By Bruce A. Smith
As the snow tapers off in our low-land locales, search and rescue teams are preparing for another series of operations at Paradise.
Two separate parties of two hikers are overdue from their climbs – one was a summit team that was due back at Paradise on Monday and the other party was camping in the snow at 10,000 feet near Camp Muir and was due back last Sunday.
Park officials say that both groups were well-prepared for their treks, including having the provisions necessary to dig-in and wait for conditions to improve before descending down the Mountain.
Nevertheless, concern for their safety grows and park officials are caught in a dilemma – is it safe enough to send search teams into a raging blizzard to ascertain their well-being?
Park spokesperson Patti Wold announced today that a search team of two ventured to Panorama Point, about a mile above Paradise, yesterday, Tuesday afternoon, to assess conditions in the area and look for any signs of the two overdue parties.
Wold said that travel was extremely difficult, and with several feet of fresh snow the exploratory team sunk down 2-3 feet with each step.
In addition, visibility was extremely limited, with winds gusting up to 100 mph. Causing further alarm, the tracks of the search team quickly filled in behind them as they negotiated through the deep snow.
Wold said that the incident command team, lead by Park Ranger Kelly Bush, is planning to send additional field teams up the Mountain once conditions become favorable.
“Efforts are currently focused on organizing a team of skilled skiers and climbers who have experience in negotiating the terrain to Camp Muir in difficult travel conditions,” she said, adding, “The team will be prepared to launch an extensive search once weather conditions improve.”
Wold also said that rescue plans include an aerial search by helicopter once flight conditions are favorable. However, weather forecasts indicate poor conditions through the near future.
Officials have to consider a broad spectrum of dangers. Although both parties are equipped for winter camping, there is concern with the delay in getting searchers into the field due to the risk associated with difficult travel conditions, severe weather, and extreme avalanche conditions. Paradise has received several feet of new snow in the past 24 hours, so avalanche conditions have gone from high to extreme overnight.
Ms. Wold also released details about the two overdue parties. The group planning to winter camp on the Muir Snowfield over the weekend was composed of Mark Vucich, 37, from San Diego, California, and Michelle Trojanowski, a 30 year-old woman from Atlanta, Georgia.
The names of the two climbers on a summit attempt via the Disappointment Cleaver route have not been released, Ms, Wold said.
Park officials re-iterated that they are not surprised that these climbers are overdue given the severe weather conditions over the past weekend. They encourage all mountaineers who face similar conditions to “stop moving, dig in and wait for better weather during severe weather and white-out conditions.”

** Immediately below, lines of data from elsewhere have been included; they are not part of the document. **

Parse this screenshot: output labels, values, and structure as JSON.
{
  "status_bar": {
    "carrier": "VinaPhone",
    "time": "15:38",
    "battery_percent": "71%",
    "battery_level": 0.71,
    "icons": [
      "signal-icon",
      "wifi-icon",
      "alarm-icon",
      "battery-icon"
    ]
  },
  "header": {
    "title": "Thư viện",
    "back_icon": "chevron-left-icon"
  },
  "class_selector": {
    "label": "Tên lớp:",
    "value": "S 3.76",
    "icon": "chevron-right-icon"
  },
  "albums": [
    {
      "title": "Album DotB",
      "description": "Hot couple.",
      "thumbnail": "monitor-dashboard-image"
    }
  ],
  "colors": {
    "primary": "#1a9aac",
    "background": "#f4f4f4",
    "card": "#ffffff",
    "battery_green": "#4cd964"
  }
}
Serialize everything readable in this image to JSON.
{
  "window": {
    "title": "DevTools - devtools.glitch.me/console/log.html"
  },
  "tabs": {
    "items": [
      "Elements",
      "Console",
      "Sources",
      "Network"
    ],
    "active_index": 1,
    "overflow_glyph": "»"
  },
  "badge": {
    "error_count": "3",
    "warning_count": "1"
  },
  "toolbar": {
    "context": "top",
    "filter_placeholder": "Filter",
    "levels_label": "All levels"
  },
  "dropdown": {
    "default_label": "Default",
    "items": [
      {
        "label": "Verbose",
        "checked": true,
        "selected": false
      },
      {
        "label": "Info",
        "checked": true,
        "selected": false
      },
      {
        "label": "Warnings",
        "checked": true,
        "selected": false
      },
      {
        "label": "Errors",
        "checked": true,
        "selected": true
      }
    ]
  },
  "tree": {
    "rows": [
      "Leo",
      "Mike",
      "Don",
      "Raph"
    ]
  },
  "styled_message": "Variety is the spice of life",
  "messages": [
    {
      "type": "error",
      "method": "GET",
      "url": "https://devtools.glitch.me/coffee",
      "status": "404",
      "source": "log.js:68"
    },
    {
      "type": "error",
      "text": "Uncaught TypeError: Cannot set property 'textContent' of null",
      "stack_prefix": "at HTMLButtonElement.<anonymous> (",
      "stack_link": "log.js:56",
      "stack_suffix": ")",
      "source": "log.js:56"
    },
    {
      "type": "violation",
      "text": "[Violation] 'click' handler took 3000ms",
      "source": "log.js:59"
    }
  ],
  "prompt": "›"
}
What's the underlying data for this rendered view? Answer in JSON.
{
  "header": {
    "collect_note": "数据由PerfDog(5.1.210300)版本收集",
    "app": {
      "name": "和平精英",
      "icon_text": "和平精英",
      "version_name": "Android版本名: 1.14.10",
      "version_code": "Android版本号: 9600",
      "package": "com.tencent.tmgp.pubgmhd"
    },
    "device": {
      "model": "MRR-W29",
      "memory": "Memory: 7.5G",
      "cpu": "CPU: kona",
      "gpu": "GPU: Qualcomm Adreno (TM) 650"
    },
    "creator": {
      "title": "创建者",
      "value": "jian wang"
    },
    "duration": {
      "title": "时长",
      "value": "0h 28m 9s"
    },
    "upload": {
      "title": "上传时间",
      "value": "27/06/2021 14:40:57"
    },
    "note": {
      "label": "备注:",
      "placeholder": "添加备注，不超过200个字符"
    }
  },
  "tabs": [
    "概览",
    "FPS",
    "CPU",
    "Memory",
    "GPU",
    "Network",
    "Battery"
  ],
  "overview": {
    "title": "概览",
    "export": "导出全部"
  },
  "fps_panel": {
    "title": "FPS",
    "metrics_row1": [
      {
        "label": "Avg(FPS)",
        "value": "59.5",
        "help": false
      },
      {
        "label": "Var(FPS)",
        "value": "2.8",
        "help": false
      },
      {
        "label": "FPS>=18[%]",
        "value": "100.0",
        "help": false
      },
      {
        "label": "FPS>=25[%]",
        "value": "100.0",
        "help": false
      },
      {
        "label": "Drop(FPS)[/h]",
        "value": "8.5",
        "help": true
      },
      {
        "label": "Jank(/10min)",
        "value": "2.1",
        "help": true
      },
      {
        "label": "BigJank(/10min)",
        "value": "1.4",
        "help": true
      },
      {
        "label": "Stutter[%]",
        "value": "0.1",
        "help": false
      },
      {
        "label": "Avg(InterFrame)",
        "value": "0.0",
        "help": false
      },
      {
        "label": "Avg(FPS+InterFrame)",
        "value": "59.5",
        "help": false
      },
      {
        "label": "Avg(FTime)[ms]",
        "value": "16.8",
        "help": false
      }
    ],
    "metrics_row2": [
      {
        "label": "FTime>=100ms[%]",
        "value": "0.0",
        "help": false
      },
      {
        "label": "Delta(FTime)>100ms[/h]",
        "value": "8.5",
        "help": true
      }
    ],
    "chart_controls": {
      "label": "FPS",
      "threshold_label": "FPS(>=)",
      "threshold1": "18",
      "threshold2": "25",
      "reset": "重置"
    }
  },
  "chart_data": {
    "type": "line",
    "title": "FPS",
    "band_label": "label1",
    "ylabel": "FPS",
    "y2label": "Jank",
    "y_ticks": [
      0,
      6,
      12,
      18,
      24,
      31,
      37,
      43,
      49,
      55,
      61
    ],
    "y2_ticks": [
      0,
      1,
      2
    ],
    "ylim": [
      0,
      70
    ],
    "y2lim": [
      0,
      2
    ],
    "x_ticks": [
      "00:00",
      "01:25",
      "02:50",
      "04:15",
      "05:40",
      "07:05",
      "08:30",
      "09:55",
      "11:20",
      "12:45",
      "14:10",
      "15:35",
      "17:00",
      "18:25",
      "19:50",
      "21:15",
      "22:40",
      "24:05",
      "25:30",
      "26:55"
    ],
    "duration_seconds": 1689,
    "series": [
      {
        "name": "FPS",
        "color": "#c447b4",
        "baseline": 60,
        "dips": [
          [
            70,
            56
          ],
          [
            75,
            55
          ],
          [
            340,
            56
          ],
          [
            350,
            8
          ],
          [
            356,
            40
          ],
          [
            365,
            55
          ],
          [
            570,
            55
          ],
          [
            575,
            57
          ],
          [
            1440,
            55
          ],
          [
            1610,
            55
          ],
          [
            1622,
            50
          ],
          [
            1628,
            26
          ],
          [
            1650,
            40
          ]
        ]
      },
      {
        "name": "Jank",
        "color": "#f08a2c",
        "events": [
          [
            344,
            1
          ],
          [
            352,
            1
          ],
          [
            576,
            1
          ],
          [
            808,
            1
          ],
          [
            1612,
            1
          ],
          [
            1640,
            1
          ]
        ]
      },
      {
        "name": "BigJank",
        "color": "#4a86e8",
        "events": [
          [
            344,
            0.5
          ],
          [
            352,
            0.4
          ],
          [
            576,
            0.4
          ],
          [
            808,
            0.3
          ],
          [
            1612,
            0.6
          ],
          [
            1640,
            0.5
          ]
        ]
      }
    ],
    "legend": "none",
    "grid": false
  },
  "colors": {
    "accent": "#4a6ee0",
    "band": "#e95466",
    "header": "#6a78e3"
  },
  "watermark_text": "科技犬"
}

Wold also said that there is a winter storm warning in effect through tonight, Wednesday, and the storm is predicted to bring a total accumulation of 24 – 42” of new snow to Paradise. In addition, the road to Paradise will remain closed to the public at Longmire today.
For more information on weather conditions visit the park weather webpage: http://www.nps.gov/mora/planyourvisit/weather.htm. For a look at current conditions at Paradise visit the Webcam webpage: http://www.nps.gov/mora/photosmultimedia/webcams.htm.
Note that the Camp Muir webcam is not maintained in winter.